I didn't find the latest results on the secretary of state's Web site. It does have the May 7 primary election results, which provide fascinating information for those with a historic bent.
In a fit of madness, I went to the Web sites of three county clerks or election boards. Marion County's clerk has full, certified, 2007 general election results posted. Vigo County's clerk has a link for municipal unofficial election results, but all the entries are zero. Allen County's Election Board offers returns from the 2007 primary election but nothing for the recent general election. All I have to do now is go through another 89 counties and I'll have a complete picture of how little we know.
What's the problem? The Web site of Indiana Business for Responsive Government had the results (without the numbers) the day after the polls closed. Why can't we get the results for the municipal elections in each county from a central state government source in a more timely fashion? We could go with something called "preliminary" or "unverified" but to give us nothing only meets our expectations, not our aspirations.
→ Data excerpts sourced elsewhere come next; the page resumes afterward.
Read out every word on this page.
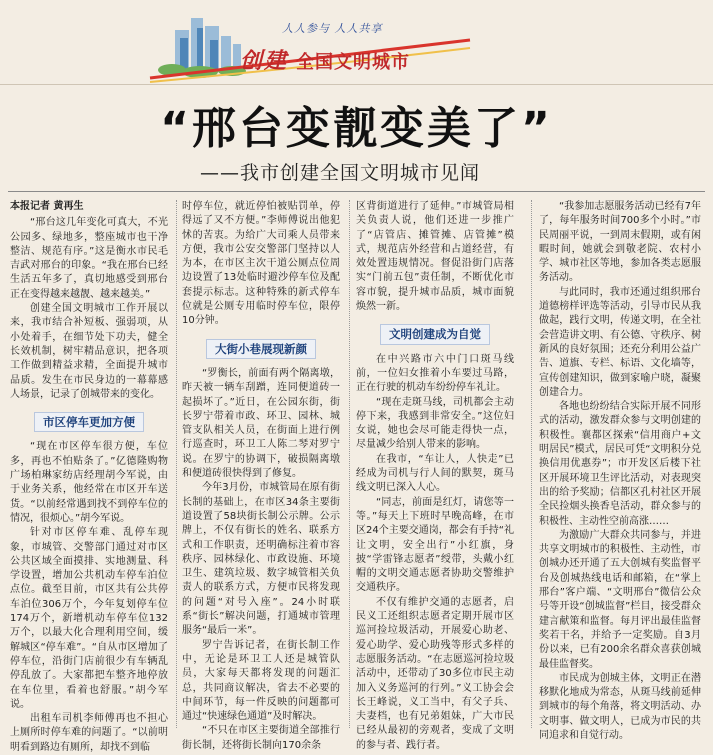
人人参与 人人共享
创建 全国文明城市
“邢台变靓变美了”
——我市创建全国文明城市见闻

本报记者 黄再生

“邢台这几年变化可真大，不光公园多、绿地多，整座城市也干净整洁、规范有序。”这是衡水市民毛吉武对邢台的印象。“我在邢台已经生活五年多了，真切地感受到邢台正在变得越来越靓、越来越美。”

创建全国文明城市工作开展以来，我市结合补短板、强弱项，从小处着手，在细节处下功夫，健全长效机制，树牢精品意识，把各项工作做到精益求精，全面提升城市品质。发生在市民身边的一幕幕感人场景，记录了创城带来的变化。

市区停车更加方便

“现在市区停车很方便，车位多，再也不怕贴条了。”亿德隆购物广场柏琳家纺店经理胡今军说，由于业务关系，他经常在市区开车送货。“以前经常遇到找不到停车位的情况，很烦心。”胡今军说。

针对市区停车难、乱停车现象，市城管、交警部门通过对市区公共区域全面摸排、实地测量、科学设置，增加公共机动车停车泊位点位。截至目前，市区共有公共停车泊位306万个，今年复划停车位174万个，新增机动车停车位132万个，以最大化合理利用空间，缓解城区“停车难”。“自从市区增加了停车位，沿街门店前很少有车辆乱停乱放了。大家都把车整齐地停放在车位里，看着也舒服。”胡今军说。

出租车司机李师傅再也不担心上厕所时停车难的问题了。“以前明明看到路边有厕所，却找不到临

时停车位，就近停怕被贴罚单，停得远了又不方便。”李师傅说出他犯怵的苦衷。为给广大司乘人员带来方便，我市公安交警部门坚持以人为本，在市区主次干道公厕点位周边设置了13处临时避沙停车位及配套提示标志。这种特殊的新式停车位就是公厕专用临时停车位，限停10分钟。

大街小巷展现新颜

“罗衡长，前面有两个隔离墩，昨天被一辆车刮蹭，连同便道砖一起损坏了。”近日，在公园东街，街长罗宁带着市政、环卫、园林、城管支队相关人员，在街面上进行例行巡查时，环卫工人陈二琴对罗宁说。在罗宁的协调下，破损隔离墩和便道砖很快得到了修复。

今年3月份，市城管局在原有街长制的基础上，在市区34条主要街道设置了58块街长制公示牌。公示牌上，不仅有街长的姓名、联系方式和工作职责，还明确标注着市容秩序、园林绿化、市政设施、环境卫生、建筑垃圾、数字城管相关负责人的联系方式，方便市民将发现的问题“对号入座”。24小时联系“街长”解决问题，打通城市管理服务“最后一米”。

罗宁告诉记者，在街长制工作中，无论是环卫工人还是城管队员，大家每天都将发现的问题汇总，共同商议解决，省去不必要的中间环节，每一件反映的问题都可通过“快速绿色通道”及时解决。

“不只在市区主要街道全部推行街长制，还将街长制向170余条

区背街道进行了延伸。”市城管局相关负责人说，他们还进一步推广了“店管店、摊管摊、店管摊”模式，规范店外经营和占道经营，有效处置违规情况。督促沿街门店落实“门前五包”责任制，不断优化市容市貌，提升城市品质，城市面貌焕然一新。

文明创建成为自觉

在中兴路市六中门口斑马线前，一位妇女推着小车要过马路，正在行驶的机动车纷纷停车礼让。

“现在走斑马线，司机都会主动停下来，我感到非常安全。”这位妇女说，她也会尽可能走得快一点，尽量减少给别人带来的影响。

在我市，“车让人，人快走”已经成为司机与行人间的默契，斑马线文明已深入人心。

“同志，前面是红灯，请您等一等。”每天上下班时早晚高峰，在市区24个主要交通岗，都会有手持“礼让文明，安全出行”小红旗，身披“学雷锋志愿者”绶带，头戴小红帽的文明交通志愿者协助交警维护交通秩序。

不仅有维护交通的志愿者，启民义工还组织志愿者定期开展市区巡河捡垃圾活动，开展爱心助老、爱心助学、爱心助残等形式多样的志愿服务活动。“在志愿巡河捡垃圾活动中，还带动了30多位市民主动加入义务巡河的行列。”义工协会会长王峰说，义工当中，有父子兵、夫妻档，也有兄弟姐妹，广大市民已经从最初的旁观者，变成了文明的参与者、践行者。

“我参加志愿服务活动已经有7年了，每年服务时间700多个小时。”市民周丽平说，一到周末假期，或有闲暇时间，她就会到敬老院、农村小学、城市社区等地，参加各类志愿服务活动。

与此同时，我市还通过组织邢台道德榜样评选等活动，引导市民从我做起，践行文明，传递文明，在全社会营造讲文明、有公德、守秩序、树新风的良好氛围；还充分利用公益广告、道旗、专栏、标语、文化墙等，宣传创建知识，做到家喻户晓，凝聚创建合力。

各地也纷纷结合实际开展不同形式的活动，激发群众参与文明创建的积极性。襄都区探索“信用商户+文明居民”模式，居民可凭“文明积分兑换信用优惠券”；市开发区后楼下社区开展环境卫生评比活动，对表现突出的给予奖励；信都区孔村社区开展全民捡烟头换香皂活动，群众参与的积极性、主动性空前高涨……

为激励广大群众共同参与，并进共享文明城市的积极性、主动性，市创城办还开通了五大创城有奖监督平台及创城热线电话和邮箱，在“掌上邢台”客户端、“文明邢台”微信公众号等开设“创城监督”栏目，接受群众建言献策和监督。每月评出最佳监督奖若干名，并给予一定奖励。自3月份以来，已有200余名群众喜获创城最佳监督奖。

市民成为创城主体，文明正在潜移默化地成为常态，从斑马线前延伸到城市的每个角落，将文明活动、办文明事、做文明人，已成为市民的共同追求和自觉行动。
I offer these remarks because I suspect the new people who just won those municipal general elections don't have the least notion of what they are getting into. They have my condolences. They campaigned on turning things around, getting down to basics, and bringing responsibility back to local government.
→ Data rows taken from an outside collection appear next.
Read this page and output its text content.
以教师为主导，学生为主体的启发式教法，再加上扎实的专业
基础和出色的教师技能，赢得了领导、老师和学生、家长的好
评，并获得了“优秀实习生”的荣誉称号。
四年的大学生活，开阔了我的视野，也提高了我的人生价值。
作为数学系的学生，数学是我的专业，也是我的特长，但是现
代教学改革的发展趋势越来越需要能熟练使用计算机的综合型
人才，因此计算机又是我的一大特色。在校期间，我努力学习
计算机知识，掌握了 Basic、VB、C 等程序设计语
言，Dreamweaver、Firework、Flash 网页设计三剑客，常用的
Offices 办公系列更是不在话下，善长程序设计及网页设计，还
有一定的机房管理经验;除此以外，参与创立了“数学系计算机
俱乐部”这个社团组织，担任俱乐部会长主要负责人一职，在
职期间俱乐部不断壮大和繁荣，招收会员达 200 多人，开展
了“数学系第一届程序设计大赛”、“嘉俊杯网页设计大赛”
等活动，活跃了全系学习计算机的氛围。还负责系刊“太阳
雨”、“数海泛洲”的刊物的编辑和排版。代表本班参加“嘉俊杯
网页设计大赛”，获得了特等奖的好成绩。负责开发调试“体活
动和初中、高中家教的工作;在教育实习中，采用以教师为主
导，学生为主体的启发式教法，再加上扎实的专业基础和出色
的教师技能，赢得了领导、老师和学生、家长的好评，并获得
Please excuse the smile on my face. I've heard that so many times before that I no longer take such words seriously. Do the newbies think the person vacating the office is incompetent or misdirected? Didn't that person make similar pronouncements when first elected?
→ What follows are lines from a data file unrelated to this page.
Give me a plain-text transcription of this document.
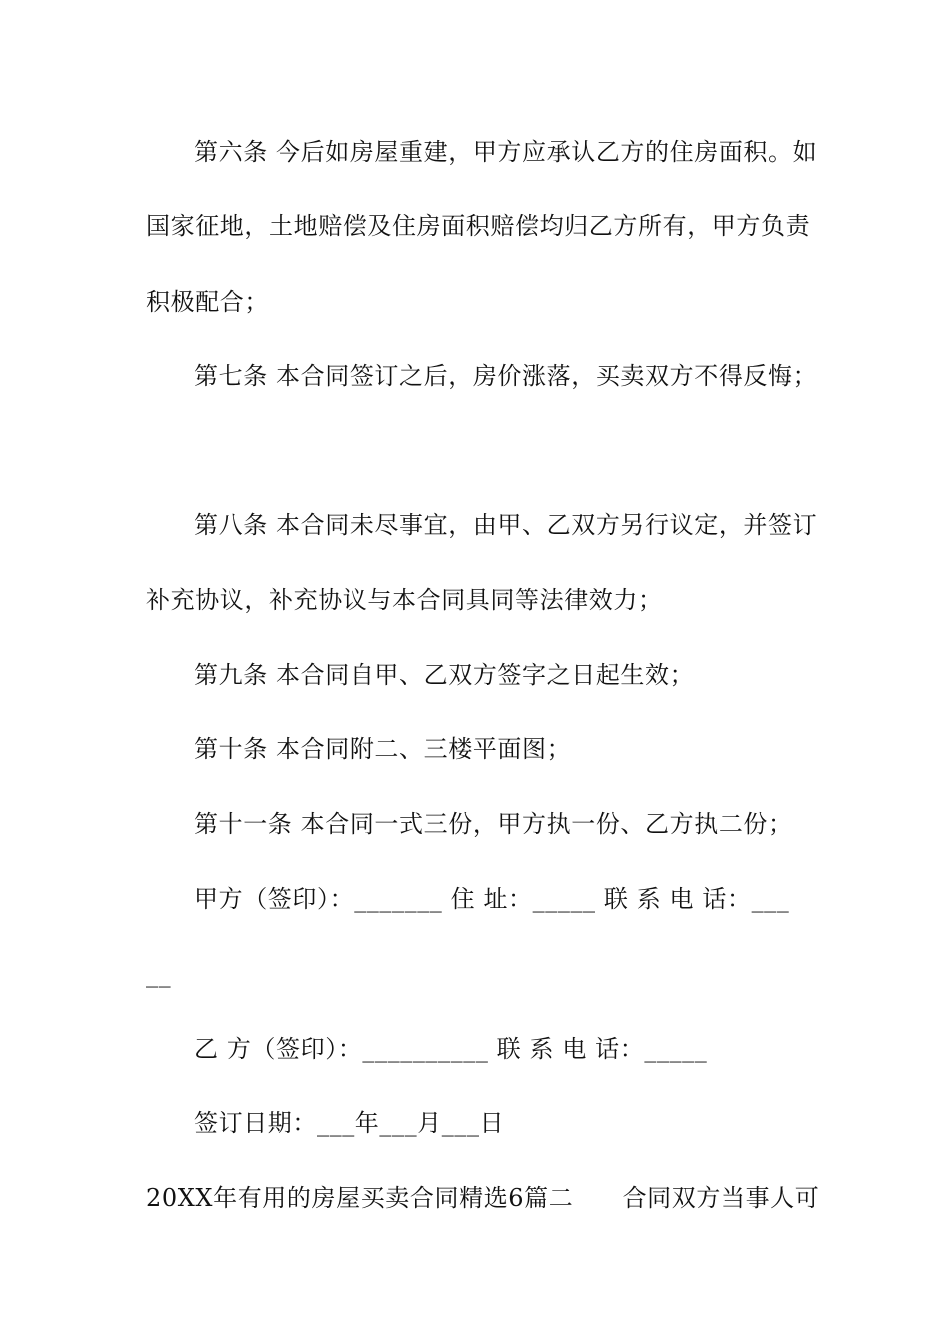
第六条 今后如房屋重建，甲方应承认乙方的住房面积。如
国家征地，土地赔偿及住房面积赔偿均归乙方所有，甲方负责
积极配合；
第七条 本合同签订之后，房价涨落，买卖双方不得反悔；
第八条 本合同未尽事宜，由甲、乙双方另行议定，并签订
补充协议，补充协议与本合同具同等法律效力；
第九条 本合同自甲、乙双方签字之日起生效；
第十条 本合同附二、三楼平面图；
第十一条 本合同一式三份，甲方执一份、乙方执二份；
甲方（签印）：_______ 住 址：_____ 联 系 电 话：___
__
乙 方（签印）：__________ 联 系 电 话：_____
签订日期：___年___月___日
20XX年有用的房屋买卖合同精选6篇二　　合同双方当事人可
The great problem of public office is the terrifying ignorance that surrounds public decision making. The new mayor has a new staff of people who have much to learn; the most important thing they need to learn is humility.
The new mayor has a council with several or many new members; they, too, have little knowledge of the detailed workings of government.
Mayors want to direct policy, but they are bound by legal and traditional constraints. They must rely on the city's professional staff or they have to train ignorant people to do sophisticated things. That's one reason many new government officials turn to the private sector to run specific services. Often, they discover that the public's needs are government's responsibility and cannot be met appropriately by private agents.
Each of us believes we know enough to run government. But mayors face a complex set of restrictions and demands that are overwhelming. And they do not have the staff or the money to acquire the information they need to make good decisions.
Mayors also face public expectations raised by their own election rhetoric. For example, Indiana mayors have little influence on the local property-tax bill. Mayors can do little to improve public safety because they do not have the powers to change the antisocial behaviors of their citizens. They have virtually no power to change the schools. They do not have the money for enough police officers. Despite their good intentions, new mayors face old realities. They come to appreciate the wisdom of their predecessors. Most important, they should remember that, although they may have been elected by a majority of the voters, they were not elected by a majority of the people.